Innovation and entrepreneurship (IE) abilities are essential for student success in today’s competitive and continuously changing market. Higher education institutions are increasingly emphasizing IE development; however, present assessment systems frequently lack objectivity, adaptability, and the ability to integrate multiple student data sources, thereby restricting accurate evaluation.

Limitations

Traditional methods focus on subjective judgments or single-source measurements, which do not fully represent the multifaceted aspects of students’ innovative and entrepreneurial abilities.
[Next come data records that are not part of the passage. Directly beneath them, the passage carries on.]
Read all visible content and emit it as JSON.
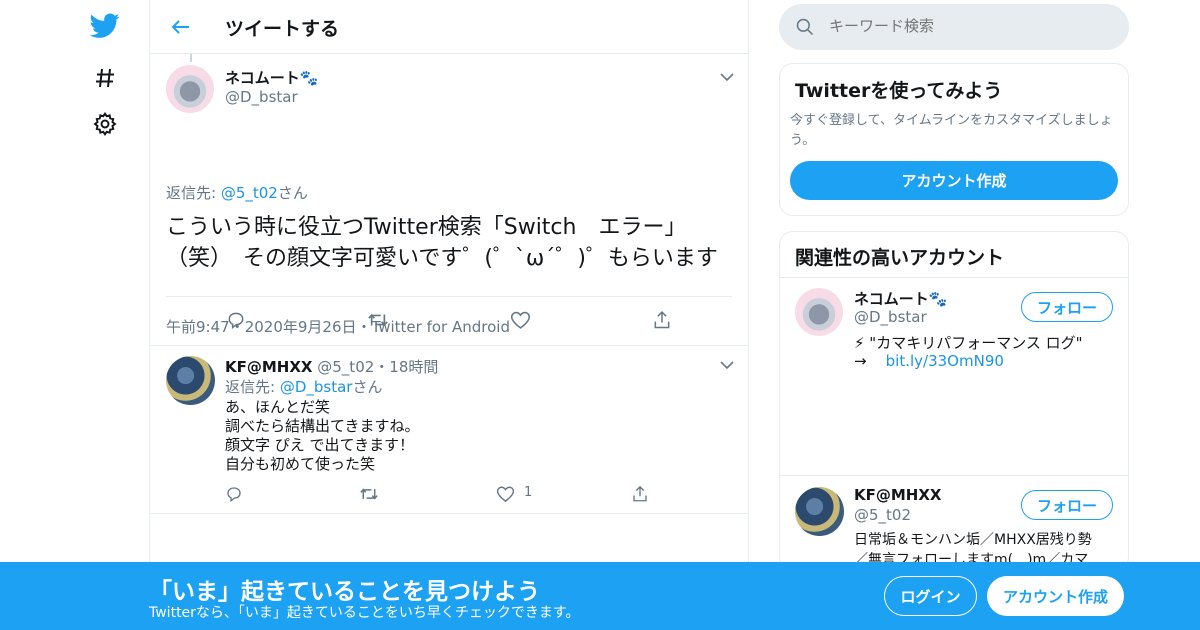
{
  "nav": {
    "logo_icon": "twitter-bird-icon",
    "explore_icon": "hashtag-icon",
    "settings_icon": "gear-icon"
  },
  "header": {
    "title": "ツイートする"
  },
  "focus_tweet": {
    "name": "ネコムート🐾",
    "handle": "@D_bstar",
    "reply_prefix": "返信先: ",
    "reply_handle": "@5_t02",
    "reply_suffix": "さん",
    "text": "こういう時に役立つTwitter検索「Switch　エラー」（笑）　その顔文字可愛いです゜(゜`ω´゜)゜もらいます",
    "time": "午前9:47",
    "date": "2020年9月26日",
    "source": "Twitter for Android",
    "sep": "・"
  },
  "reply_tweet": {
    "name": "KF@MHXX",
    "handle": "@5_t02",
    "dot": "・",
    "ago": "18時間",
    "reply_prefix": "返信先: ",
    "reply_handle": "@D_bstar",
    "reply_suffix": "さん",
    "lines": [
      "あ、ほんとだ笑",
      "調べたら結構出てきますね。",
      "顔文字 ぴえ で出てきます！",
      "自分も初めて使った笑"
    ],
    "like_count": "1"
  },
  "search": {
    "placeholder": "キーワード検索"
  },
  "signup_card": {
    "title": "Twitterを使ってみよう",
    "desc": "今すぐ登録して、タイムラインをカスタマイズしましょう。",
    "button": "アカウント作成"
  },
  "related": {
    "title": "関連性の高いアカウント",
    "accounts": [
      {
        "name": "ネコムート🐾",
        "handle": "@D_bstar",
        "follow": "フォロー",
        "bio1": "⚡ \"カマキリパフォーマンス ログ\"",
        "bio2_arrow": "→",
        "bio2_link": "bit.ly/33OmN90"
      },
      {
        "name": "KF@MHXX",
        "handle": "@5_t02",
        "follow": "フォロー",
        "bio1": "日常垢＆モンハン垢／MHXX居残り勢",
        "bio2": "／無言フォローしますm(__)m／カマ"
      }
    ]
  },
  "banner": {
    "title": "「いま」起きていることを見つけよう",
    "subtitle": "Twitterなら、「いま」起きていることをいち早くチェックできます。",
    "login": "ログイン",
    "signup": "アカウント作成"
  },
  "colors": {
    "accent": "#1da1f2",
    "link": "#1b95e0",
    "muted": "#657786",
    "border": "#e6ecf0"
  }
}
Furthermore, conventional models frequently underperform in predicting outcomes for unknown student characteristics.

Methods

The Deep Residual-Dynamic Backtracking Search Optimization (Deep Residual-DBTSO) model combines ResNet-based deep learning with a DBTSO algorithm for hyperparameter optimization. Min-Max normalization and one-hot encoding are used to preprocess multi-source student data such as academic performance, project outputs, engagement in innovative activities, social interactions, and internet conduct. DBTSO dynamically optimizes important parameters like learning rate, dropout, and network depth to improve model generalization and avoid overfitting. The improved model captures complex semantic and behavioral links, allowing for reliable evaluation and prediction of students’ IE capabilities.

Result

Experimental findings reveal that Deep Residual-DBTSO outperforms conventional models with 96.85% accuracy, 95.90% sensitivity, 93.25% specificity, and 90.5% MCC. The approach captures complicated correlations across several student attributes, resulting in reliable, consistent, and generalizable forecasts of IE skills.

Conclusion

The Deep Residual-DBTSO framework is an effective tool for educators, administrators, and policymakers, enabling focused interventions, tailored learning pathways, and creating an innovative academic environment.